菜也很简单,一道红烧鱼,一道清炒蔬菜,一道黄瓜拌木耳,并上一道猪肚鸡汤。
萧砚之也不客气,利落往椅上一坐,提起筷子便吃。
萧涣云挨着他坐了,两人边吃,边聊些有的没的,她有意开解萧砚之,道:“汤味道不错,哥你尝尝。
你也别太担心了,嫂子她或许是有什么要紧的事情要完成,许是过段时间便回来了。
”萧砚之摇摇头,像是并不想继续这个话题,便道:“这黄瓜拌的不错,你这的饭,倒是比宫里的还合我胃口。
你近来如何?”“我能如何?同往常一样,练兵,巡防,偶尔下值去与同僚喝一杯,然后就回府睡觉。
”萧涣云拈着筷子在盘子里将鱼刺挑出,有一搭没一搭地闲聊着,突然想到什么事情,“对了,最近近同僚送我一座插屏,瞧着倒是你会喜欢的样式,等会用完饭,拿给你看看?”萧砚之吐了口鱼刺,道:“既是送你的,你自己留着呗。

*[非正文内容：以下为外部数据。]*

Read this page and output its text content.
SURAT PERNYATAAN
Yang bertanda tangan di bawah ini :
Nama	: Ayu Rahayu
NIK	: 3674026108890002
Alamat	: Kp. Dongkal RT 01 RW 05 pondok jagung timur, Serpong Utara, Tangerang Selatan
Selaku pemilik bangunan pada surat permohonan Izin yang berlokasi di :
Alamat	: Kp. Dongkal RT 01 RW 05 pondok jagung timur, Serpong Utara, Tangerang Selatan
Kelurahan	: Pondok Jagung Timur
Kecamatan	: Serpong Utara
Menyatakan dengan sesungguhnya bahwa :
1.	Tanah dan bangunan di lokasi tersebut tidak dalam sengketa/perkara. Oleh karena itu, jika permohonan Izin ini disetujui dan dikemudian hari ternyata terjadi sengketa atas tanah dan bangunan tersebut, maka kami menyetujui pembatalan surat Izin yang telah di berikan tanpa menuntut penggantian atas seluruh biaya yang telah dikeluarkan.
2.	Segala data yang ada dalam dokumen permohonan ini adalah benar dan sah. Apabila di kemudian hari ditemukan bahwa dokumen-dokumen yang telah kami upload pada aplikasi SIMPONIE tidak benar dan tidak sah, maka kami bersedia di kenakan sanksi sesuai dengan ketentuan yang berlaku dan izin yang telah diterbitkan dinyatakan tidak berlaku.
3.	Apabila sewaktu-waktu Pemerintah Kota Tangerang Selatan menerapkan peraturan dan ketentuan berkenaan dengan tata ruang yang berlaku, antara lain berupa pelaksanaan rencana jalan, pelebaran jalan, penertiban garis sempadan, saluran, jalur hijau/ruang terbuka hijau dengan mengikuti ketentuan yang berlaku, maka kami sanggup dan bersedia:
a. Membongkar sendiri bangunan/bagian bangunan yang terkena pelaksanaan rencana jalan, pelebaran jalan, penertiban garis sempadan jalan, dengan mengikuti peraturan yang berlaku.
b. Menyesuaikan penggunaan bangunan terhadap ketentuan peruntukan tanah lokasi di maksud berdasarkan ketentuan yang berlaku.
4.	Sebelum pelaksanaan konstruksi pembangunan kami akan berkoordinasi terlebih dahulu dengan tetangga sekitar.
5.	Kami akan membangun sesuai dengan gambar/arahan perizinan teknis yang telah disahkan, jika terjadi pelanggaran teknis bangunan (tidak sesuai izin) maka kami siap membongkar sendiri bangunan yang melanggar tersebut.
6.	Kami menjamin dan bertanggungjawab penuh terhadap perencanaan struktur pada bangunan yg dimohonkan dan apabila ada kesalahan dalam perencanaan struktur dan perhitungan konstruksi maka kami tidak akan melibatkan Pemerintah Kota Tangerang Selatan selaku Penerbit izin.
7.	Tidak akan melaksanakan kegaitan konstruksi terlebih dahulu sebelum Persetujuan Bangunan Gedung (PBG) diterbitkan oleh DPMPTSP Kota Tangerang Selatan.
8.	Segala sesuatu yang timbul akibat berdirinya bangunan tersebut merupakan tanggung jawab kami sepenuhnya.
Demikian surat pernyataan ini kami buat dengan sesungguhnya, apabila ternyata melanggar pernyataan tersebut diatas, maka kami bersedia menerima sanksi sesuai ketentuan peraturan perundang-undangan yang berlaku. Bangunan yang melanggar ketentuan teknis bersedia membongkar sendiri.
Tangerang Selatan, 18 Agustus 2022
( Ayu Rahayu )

”萧涣云笑笑,“你知道我不喜欢这些的,好东西留着给我浪费了。
”饭毕,萧涣云端着茶碗书漱了口,对一旁的侍女吩咐道:“去把那荷花绣屏风拿来。
”荷花绣?萧砚之眼眸低垂了一瞬,他抬起手掩嘴轻咳了一声,但很快平复下情绪。
片刻后,那侍女带着个小厮端着个尺寸不大的屏风过来了。
只一眼,萧砚之面上立刻变了颜色,他撂下筷子,起身时差点撞倒了椅子。
那侍女和小厮被惊得皆是不敢动身,二人站在那里,愣愣地端着屏风。
“哥!你怎么了!”“这屏风谁送来的!从何处得的这物!快命人去查!快!”萧涣云一头雾水,但看他面色,也知事态紧急,不敢耽误,忙命小厮快马去找她那同僚。
她那同僚家门被小厮拍的哐狂炸响,出门刚想发威,便被告知是贤王和公主召她问话,吓得忙跟其前去回话。
萧砚之在公主府内来回踱步,萧涣云渐渐意识到什么,现下能让她二哥如此焦急的,怕也只会是她那生死未卜,下落不明的嫂子了。
隔天一清早,天蒙蒙擦亮,早春的寒气未散。
三人刚到芙蕖阁,不多时李萱便来了,手里拿着一个包裹,里面的首饰分门别类被不同的细布包裹着。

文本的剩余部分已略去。